Around $400 billion in payments made to almost 1.1 million contractors were reported in the TPAR system in the last financial year. The ATO uses the information obtained to check for red flags, including non-reporting of income, non-lodgment of tax returns or activity statements, overclaiming of GST credits or misusing of ABNs.
The ATO will also include information reported in the TPAR in its pre-filling service to help contractors get their income right in their tax returns. The pre-filled data will give taxpayers transparency about the data that has been provided to the ATO about their business transactions.
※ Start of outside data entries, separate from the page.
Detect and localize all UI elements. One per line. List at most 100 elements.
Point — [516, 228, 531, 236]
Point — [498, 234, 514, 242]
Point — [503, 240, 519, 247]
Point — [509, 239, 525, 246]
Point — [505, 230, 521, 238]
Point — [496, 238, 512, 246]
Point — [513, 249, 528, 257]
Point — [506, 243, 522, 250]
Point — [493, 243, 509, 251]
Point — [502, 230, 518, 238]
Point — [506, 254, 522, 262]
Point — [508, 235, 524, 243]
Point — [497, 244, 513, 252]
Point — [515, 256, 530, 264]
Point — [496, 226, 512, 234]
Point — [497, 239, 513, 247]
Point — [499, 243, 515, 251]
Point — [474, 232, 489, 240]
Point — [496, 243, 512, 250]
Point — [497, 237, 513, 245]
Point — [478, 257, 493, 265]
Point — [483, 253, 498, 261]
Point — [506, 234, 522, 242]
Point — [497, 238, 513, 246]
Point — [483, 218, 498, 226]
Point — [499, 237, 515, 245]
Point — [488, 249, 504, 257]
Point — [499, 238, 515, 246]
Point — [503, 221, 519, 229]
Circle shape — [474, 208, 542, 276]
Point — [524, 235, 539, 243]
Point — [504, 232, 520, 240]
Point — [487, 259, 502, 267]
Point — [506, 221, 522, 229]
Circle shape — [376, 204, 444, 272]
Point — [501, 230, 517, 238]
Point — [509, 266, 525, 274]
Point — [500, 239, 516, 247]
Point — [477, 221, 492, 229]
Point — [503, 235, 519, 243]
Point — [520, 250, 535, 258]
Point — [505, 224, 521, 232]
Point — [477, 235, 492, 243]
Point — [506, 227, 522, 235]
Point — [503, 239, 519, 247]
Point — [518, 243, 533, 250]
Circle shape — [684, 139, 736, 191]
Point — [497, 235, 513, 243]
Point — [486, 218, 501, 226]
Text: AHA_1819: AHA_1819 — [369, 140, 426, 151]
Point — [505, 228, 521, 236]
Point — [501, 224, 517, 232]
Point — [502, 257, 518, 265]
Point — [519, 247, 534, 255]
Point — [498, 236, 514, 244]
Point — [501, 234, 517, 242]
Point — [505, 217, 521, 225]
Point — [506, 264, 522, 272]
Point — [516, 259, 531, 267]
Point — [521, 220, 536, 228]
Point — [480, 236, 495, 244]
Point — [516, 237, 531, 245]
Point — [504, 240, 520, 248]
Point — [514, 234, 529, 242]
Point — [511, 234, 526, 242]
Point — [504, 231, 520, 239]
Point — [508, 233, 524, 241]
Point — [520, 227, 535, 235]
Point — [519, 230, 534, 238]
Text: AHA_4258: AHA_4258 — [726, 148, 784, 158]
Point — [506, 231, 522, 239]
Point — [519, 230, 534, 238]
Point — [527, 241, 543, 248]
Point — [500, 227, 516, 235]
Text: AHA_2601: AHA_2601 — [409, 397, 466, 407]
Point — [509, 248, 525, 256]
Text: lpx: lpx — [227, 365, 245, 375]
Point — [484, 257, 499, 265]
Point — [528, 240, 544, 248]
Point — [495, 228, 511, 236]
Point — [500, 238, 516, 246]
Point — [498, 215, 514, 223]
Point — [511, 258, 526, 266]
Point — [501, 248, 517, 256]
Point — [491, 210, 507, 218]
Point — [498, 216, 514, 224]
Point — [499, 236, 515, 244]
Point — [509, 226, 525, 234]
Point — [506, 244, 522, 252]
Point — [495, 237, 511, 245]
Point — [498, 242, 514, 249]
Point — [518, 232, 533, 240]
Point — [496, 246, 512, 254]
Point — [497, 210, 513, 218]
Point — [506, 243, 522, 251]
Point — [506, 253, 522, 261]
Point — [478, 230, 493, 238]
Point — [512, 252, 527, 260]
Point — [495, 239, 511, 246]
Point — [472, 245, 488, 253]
Small business bonus deduction: technology investment
Small businesses may be able to get a bonus 20% tax deduction for any business expenses and depreciating assets used to improve their digital operations. This includes digital enabling items such as computer software and hardware, digital media and marketing, e-commerce related goods or services, and systems or monitoring services related to cyber security. The bonus deduction applies to up to $100,000 of eligible expenditure incurred in each relevant period, with a maximum bonus deduction amount of $20,000 per income year or specified time period. This bonus deduction is available to all entities that meet the definition of a small business entity.
Any private-use portion of expenditure is not eligible for the bonus deduction. Also, the bonus deduction does not cover general operating costs related to employing staff, raising capital, construction of business premises, and the cost of goods and services the business sells. Training and education costs are also excluded, as they are specifically covered under the skills and training boost measure (which provides a separate 20% bonus deduction).
Small business energy incentive
The Federal Government has released plans to introduce a small business energy incentive to help small and medium businesses electrify and save on their energy bills. The proposal was in the consultation stage until late July, but once implemented it may see businesses with an aggregated annual turnover of less than $50 million gain access to a bonus 20% tax deduction for the cost of eligible depreciating assets that support electrification and more efficient use of energy. It is projected to apply for the 2023–2024 income year.
Eligible depreciating assets would include any asset that:
- uses electricity and there is a new reasonably comparable asset that uses a fossil fuel available in the market – for example, a electric reverse cycle air-conditioner in place of a gas heater may considered to be a eligible depreciating asset;
- uses electricity and is more energy efficient than the asset it is replacing or, if not a replacement, a new reasonably comparable asset available in the market – an asset that uses electricity may be eligible for the bonus deduction even if there is no comparable asset available on the market which uses a fossil fuel, in which case the energy efficiency of the asset will determine its eligibility. Otherwise, the energy rating label could be used the compare energy efficiency; or
- is an energy storage, demand management or efficiency-improving asset – an asset may be eligible for the bonus deduction if it enables the storage of electricity, or the storage of energy that is generated from a renewable source (e.g. batteries). Assets can also qualify if they allow energy to be used at a different time (e.g. time-shifting devices) or are used in monitoring energy use (e.g. data-logging devices).
In order to claim the bonus deduction, the business must make the expenditure for a taxable purpose; therefore, costs will need to be apportioned if the asset has a mix of private and business use.
If both the small business and the asset meets eligibility requirements, the amount of bonus deduction is 20% of the total eligible cost, up to a maximum of $20,000 across the bonus period.